The awesome thing about being an educator, however, is that we have control of how we handle boredom when it sets in. If we would allow the students voice and choice in their learning, like they so desperately want anyway, we would find that when we create these opportunities for students it reawakens the reason we became teachers in the first place. Their engagement in the learning process becomes your engagement in facilitating their learning. They are no longer just handing in papers. Their creativity will amaze and entertain you…probably blow you away at their resourcefulness. They will take ownership, and isn’t that exactly what we want anyway? It’s definitely a win-win.
When boredom set in for me when I was a teacher, I took matters into my own hands. I was introduced to Twitter and ran with it. I learned what personalized professional development was and became more cognizant of what it was that I wanted to learn more about and made my own opportunities. However, this required me to be reflective enough to:
Recognize that I needed to be the one to change
Quit blaming others for me staying inside my box
Realize my strengths, weaknesses, and interests, how these affected my students, and what I could do about it
But once I did that, I was able to take control of my own learning and reengage in my profession.

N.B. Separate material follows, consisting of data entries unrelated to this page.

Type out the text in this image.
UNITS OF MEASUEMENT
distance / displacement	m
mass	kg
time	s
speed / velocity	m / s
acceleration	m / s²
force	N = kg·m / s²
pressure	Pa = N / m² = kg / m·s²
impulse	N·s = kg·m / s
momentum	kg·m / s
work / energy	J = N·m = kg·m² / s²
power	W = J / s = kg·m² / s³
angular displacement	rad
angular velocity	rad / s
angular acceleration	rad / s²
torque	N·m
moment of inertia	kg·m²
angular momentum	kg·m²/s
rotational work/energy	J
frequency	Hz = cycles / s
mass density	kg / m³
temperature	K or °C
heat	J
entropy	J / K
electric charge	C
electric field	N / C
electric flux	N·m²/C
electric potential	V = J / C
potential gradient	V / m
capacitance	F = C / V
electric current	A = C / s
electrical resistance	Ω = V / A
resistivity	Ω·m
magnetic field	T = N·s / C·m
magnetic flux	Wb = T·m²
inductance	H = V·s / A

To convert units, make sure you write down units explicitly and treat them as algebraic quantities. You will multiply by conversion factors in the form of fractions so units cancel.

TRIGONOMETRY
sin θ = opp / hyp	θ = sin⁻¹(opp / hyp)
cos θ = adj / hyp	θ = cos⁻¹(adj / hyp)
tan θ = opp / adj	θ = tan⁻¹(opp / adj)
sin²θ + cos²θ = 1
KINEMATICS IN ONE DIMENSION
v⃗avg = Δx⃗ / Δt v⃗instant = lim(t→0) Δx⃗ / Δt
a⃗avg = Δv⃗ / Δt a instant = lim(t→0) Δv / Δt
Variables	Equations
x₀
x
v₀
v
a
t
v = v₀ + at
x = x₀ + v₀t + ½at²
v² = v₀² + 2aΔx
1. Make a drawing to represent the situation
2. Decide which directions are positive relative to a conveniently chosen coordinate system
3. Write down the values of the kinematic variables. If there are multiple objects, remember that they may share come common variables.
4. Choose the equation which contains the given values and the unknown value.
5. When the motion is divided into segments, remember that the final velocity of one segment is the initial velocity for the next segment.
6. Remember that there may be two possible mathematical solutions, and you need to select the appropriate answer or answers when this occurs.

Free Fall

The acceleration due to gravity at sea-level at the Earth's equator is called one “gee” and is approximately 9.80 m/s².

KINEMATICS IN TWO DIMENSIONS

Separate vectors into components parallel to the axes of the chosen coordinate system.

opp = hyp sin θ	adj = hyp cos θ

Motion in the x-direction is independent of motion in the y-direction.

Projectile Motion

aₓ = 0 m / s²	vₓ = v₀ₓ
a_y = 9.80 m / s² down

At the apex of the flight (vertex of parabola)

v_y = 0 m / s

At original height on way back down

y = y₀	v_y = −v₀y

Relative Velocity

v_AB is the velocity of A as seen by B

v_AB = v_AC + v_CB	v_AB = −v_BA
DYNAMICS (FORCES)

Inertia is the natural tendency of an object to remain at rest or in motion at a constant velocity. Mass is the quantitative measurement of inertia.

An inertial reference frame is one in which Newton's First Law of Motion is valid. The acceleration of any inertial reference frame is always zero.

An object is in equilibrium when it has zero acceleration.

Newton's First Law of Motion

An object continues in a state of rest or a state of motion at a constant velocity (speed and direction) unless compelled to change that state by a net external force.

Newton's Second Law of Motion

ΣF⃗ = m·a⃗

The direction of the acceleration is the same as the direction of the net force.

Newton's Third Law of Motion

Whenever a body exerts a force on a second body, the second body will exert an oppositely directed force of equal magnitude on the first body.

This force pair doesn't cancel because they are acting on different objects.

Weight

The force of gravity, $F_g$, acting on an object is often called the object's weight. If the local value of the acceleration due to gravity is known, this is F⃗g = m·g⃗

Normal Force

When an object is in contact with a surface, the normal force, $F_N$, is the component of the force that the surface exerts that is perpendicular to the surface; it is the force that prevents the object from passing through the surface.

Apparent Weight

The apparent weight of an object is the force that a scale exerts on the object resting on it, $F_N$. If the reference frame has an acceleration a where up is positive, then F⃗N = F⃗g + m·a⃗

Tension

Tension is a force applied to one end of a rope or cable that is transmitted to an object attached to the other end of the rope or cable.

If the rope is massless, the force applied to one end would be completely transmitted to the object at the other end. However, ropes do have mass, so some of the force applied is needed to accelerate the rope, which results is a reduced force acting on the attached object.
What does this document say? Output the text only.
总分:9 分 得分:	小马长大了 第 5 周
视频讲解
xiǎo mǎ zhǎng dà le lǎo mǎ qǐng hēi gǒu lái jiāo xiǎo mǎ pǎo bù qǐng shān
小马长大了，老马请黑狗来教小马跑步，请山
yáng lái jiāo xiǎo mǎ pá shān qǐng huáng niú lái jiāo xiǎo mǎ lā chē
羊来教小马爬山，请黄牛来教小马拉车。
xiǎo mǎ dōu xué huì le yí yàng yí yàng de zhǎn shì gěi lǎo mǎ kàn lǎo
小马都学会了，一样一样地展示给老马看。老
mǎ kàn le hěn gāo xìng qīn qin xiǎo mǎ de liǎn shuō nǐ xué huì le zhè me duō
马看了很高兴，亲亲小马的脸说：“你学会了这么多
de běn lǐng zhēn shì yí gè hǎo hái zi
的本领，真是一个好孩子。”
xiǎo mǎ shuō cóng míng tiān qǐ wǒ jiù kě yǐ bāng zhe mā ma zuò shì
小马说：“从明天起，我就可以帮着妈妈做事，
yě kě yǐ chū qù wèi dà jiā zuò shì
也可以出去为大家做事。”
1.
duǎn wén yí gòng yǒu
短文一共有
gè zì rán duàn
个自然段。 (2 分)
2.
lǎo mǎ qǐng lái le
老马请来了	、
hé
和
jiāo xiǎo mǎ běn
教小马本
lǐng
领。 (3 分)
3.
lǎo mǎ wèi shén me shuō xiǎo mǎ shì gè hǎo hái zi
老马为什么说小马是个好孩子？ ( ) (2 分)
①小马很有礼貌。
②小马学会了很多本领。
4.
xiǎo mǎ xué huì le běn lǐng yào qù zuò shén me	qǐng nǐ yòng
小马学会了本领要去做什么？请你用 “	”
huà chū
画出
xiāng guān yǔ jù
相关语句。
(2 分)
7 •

I could have left teaching all together or I could have become cynical and apathetic, but instead, I’m consistently thankful that I found a profession that I love so much.
Student engagement and teacher job satisfaction really aren’t that different. Each of us needs to be given the permission and authority to take ownership of what it is we want to learn and how to best engage. Every single decision we make as a teacher, including taking control of our learning and development, will affect our students. Hopefully, the ownership in our own growth provides opportunities for our students to engage and become less frustrated with their education as they get older.